In one, I am with several members of the International Association for the Study of Dreams. We are at a conference, and it seems that we are all shedding our clothing in some kind of ritual. As we strip down to our nakedness, I feel exhilarated. I say, "Now I know what people become nudists!" It was as if we have reached a level of sharing heretofore unachieved. It was deeply fulfilling to be there at home and revealed to my friends. 

In another, I see a paper plane, with a rectangular fuselage. It has a mocking bird imprisoned within it. The plane can fly, but the bird within it has been imprisoned, and is near death. Its wings are pinned to its body. I begin to carefully dismantle the fuselage, removing a harness from the bird's head and beak, and then lifting its body from a pool of feces and water. I hold up a container of clear water for it to drink from, and it plunges its beak into the clear water and drinks deeply. I know that the bird will survive with some additional care.
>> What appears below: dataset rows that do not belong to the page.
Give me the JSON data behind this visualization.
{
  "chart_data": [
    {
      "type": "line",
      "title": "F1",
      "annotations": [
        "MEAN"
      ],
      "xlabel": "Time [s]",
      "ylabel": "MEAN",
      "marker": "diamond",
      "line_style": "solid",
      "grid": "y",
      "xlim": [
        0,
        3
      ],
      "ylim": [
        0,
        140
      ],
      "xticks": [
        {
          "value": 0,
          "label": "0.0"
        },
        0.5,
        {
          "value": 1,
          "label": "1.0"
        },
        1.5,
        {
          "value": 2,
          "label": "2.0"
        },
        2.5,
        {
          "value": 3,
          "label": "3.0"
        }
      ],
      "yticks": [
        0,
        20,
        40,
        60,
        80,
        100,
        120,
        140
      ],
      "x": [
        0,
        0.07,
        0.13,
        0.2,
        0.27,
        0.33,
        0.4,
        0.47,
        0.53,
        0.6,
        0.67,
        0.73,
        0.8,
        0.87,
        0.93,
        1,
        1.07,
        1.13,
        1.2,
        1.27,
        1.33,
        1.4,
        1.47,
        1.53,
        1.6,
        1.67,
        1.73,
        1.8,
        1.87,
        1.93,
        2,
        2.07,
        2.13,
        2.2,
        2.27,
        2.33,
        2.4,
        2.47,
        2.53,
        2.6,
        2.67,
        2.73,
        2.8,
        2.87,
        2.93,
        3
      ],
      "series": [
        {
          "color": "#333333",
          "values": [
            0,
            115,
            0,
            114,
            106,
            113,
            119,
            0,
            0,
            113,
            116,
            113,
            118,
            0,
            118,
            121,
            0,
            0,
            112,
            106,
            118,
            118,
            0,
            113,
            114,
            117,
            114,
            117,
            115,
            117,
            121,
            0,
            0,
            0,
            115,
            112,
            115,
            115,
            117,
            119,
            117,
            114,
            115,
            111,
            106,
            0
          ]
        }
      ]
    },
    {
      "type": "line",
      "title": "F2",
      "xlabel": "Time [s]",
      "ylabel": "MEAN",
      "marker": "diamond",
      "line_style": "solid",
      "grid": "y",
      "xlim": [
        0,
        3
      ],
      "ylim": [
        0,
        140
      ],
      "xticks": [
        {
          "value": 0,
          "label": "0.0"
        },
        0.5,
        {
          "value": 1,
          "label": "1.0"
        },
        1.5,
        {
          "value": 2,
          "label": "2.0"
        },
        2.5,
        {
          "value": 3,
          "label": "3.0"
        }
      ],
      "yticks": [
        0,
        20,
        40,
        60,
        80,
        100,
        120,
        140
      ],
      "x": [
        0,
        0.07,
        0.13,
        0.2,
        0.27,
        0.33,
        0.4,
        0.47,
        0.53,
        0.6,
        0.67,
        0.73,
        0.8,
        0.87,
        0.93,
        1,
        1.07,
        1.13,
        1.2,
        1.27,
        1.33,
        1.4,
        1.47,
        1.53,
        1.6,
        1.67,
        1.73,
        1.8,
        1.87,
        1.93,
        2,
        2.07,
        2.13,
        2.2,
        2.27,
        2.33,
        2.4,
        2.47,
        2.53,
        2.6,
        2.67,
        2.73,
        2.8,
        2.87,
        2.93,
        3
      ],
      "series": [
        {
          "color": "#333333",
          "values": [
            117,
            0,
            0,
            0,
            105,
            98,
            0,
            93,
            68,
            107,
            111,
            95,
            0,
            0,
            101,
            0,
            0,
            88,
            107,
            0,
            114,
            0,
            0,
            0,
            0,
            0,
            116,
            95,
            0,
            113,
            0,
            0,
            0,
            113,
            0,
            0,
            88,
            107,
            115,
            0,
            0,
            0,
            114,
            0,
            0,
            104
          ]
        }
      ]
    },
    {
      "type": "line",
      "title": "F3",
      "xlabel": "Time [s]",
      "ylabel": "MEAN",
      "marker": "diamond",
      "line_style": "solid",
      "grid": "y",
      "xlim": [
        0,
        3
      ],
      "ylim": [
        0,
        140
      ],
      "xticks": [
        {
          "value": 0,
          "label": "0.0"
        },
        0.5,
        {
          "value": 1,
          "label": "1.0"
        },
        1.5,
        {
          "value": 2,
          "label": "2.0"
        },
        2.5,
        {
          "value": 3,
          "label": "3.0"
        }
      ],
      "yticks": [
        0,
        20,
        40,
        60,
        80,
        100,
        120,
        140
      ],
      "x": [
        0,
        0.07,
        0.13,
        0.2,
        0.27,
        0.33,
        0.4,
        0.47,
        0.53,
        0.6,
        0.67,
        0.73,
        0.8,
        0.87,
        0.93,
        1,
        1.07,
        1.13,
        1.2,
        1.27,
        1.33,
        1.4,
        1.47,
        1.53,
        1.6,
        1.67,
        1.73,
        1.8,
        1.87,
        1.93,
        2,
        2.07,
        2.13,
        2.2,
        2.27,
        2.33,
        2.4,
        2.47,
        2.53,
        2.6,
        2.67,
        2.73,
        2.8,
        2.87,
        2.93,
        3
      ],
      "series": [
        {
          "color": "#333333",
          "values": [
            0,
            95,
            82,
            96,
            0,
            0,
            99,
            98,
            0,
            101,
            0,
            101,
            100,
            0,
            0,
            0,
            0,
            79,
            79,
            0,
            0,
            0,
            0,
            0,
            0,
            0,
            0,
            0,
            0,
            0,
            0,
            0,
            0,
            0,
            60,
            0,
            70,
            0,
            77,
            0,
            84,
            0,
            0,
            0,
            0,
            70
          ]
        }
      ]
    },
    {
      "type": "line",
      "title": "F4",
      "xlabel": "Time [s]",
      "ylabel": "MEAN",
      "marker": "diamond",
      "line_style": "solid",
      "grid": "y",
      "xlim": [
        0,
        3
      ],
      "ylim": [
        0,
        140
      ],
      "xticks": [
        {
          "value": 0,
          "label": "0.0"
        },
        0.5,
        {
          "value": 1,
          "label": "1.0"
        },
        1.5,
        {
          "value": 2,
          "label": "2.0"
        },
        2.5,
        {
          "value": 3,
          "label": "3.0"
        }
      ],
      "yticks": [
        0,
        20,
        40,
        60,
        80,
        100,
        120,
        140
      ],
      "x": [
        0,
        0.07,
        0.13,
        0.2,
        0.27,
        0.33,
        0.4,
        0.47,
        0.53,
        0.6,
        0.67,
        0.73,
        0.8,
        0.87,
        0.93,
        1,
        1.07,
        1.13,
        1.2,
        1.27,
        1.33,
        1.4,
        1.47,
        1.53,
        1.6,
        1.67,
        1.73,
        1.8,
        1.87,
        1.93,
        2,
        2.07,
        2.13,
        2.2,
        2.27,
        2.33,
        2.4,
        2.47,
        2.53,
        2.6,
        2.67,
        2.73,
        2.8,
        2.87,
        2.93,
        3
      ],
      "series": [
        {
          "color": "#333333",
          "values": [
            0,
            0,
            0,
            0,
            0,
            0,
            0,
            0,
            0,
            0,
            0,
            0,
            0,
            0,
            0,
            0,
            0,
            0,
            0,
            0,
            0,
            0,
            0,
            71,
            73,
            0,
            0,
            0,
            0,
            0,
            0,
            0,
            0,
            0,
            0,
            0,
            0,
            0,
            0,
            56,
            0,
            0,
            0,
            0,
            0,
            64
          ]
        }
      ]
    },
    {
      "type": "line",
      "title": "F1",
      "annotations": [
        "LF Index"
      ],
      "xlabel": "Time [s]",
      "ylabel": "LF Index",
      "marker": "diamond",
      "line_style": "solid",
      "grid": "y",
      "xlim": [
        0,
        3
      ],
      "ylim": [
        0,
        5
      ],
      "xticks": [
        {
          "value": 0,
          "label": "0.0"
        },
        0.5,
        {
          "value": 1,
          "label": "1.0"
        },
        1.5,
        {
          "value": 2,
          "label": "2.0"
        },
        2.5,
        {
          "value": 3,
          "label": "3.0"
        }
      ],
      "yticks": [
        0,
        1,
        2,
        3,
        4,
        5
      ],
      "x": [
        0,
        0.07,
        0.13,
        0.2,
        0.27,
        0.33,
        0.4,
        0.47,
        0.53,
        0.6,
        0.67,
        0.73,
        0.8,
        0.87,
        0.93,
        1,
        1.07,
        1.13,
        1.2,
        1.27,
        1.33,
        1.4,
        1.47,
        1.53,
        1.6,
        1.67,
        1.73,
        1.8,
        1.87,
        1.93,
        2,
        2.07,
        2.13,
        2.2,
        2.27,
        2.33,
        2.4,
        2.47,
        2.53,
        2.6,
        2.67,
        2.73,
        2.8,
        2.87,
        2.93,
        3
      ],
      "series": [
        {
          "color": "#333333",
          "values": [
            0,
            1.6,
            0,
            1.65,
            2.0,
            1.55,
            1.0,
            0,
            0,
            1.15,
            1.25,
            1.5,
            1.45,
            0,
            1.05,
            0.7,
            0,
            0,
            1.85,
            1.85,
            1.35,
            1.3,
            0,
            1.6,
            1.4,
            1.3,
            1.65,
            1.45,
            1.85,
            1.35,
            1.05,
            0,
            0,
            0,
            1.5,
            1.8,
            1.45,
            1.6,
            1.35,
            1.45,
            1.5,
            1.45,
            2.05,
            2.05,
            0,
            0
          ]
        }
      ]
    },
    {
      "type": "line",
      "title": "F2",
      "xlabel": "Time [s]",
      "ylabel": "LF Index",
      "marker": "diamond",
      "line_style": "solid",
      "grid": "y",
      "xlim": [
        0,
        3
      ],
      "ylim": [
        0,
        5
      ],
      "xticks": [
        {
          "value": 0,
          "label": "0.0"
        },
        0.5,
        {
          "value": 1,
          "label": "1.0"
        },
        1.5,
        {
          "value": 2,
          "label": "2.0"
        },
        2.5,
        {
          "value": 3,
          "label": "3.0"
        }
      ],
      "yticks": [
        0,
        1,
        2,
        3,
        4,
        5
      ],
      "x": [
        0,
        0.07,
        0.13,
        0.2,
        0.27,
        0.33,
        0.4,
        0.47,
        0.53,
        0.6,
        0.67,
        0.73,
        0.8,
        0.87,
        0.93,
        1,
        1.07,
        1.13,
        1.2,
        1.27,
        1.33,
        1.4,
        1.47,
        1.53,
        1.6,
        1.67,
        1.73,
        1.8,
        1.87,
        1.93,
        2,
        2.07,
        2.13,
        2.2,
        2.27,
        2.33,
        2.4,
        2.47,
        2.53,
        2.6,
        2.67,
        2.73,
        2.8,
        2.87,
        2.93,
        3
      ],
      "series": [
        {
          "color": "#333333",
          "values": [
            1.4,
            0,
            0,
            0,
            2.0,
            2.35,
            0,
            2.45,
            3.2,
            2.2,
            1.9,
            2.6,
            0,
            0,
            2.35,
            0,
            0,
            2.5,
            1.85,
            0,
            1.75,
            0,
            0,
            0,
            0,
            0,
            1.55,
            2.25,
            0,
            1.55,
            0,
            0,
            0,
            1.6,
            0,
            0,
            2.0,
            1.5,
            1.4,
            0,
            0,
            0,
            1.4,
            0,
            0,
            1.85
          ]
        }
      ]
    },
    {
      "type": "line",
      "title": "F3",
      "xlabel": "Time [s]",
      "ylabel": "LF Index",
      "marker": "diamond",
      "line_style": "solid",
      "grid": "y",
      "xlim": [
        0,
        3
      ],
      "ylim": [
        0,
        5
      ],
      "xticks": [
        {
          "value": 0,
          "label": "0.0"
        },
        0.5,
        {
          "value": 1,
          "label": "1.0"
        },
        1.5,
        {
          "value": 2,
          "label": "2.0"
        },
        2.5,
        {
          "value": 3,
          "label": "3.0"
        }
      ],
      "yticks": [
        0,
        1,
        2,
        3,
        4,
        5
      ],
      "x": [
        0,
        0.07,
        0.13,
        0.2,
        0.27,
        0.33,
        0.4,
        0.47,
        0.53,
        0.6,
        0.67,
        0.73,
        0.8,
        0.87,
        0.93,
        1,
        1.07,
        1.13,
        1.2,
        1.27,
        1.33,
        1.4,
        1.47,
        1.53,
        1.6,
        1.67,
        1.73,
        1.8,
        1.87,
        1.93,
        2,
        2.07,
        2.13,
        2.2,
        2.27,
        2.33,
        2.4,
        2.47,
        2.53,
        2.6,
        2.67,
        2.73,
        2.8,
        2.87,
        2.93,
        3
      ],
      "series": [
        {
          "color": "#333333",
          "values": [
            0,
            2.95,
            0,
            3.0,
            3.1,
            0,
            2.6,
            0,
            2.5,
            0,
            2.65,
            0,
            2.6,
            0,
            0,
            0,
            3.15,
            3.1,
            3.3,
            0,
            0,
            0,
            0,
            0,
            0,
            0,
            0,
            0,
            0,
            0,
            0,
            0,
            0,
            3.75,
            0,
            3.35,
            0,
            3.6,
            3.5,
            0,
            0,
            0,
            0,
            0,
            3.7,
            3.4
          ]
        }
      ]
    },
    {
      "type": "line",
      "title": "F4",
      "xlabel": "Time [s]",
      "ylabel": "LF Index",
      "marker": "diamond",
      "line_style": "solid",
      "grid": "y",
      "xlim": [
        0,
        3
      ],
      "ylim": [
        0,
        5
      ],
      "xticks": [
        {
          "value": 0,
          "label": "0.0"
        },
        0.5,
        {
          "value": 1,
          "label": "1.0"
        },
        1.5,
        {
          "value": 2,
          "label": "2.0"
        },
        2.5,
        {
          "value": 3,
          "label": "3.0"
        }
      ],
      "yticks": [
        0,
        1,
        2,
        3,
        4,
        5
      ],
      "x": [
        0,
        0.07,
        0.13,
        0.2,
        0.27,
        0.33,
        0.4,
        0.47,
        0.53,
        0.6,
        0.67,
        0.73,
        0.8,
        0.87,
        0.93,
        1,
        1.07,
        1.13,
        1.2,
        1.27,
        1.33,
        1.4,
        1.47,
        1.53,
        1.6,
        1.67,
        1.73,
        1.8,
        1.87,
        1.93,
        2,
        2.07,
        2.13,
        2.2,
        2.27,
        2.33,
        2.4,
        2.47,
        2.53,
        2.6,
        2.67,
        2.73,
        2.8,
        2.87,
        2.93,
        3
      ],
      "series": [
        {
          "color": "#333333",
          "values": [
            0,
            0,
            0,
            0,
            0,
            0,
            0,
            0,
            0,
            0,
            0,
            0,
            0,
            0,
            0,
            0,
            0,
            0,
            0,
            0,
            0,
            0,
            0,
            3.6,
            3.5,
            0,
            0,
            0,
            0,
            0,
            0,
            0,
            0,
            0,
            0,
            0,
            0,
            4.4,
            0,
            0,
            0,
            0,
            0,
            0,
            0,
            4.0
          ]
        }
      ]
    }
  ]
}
Of course, these dreams are about me. But they also provide a metaphorical perspective on what we do to ourselves. We remain closed off, parcelling out slivers of ourselves to virtual strangers without taking the leap of sharing our souls. And we imprison our natural soulfulness inside artificial structures that are supposed to take its place. If we're going to connect deeply, we need a way to reveal natural selves. And if we are going to soar to our destined heights, we must release ourselves from the artificial prisons that have become substitutes for true flight.

But will we be safe in doing so? Certainly there are always risks in sharing who we really are. And who can define what that looks like? I suggest to you that our dreams can be our emissaries of truth, capable of bringing soulfulness into relationship without artifice and pretense. They are shrouded sufficiently in metaphorical language to protect our lives from direct exposure, but they are rooted in our depths sufficiently to circumvent the ego's constant cleverness and aim to impress.

So let's share dreams with strangers and with our friends alike. Doing so could save us from shallow conversations about our differences, and introduce a surprising sense of what unites us.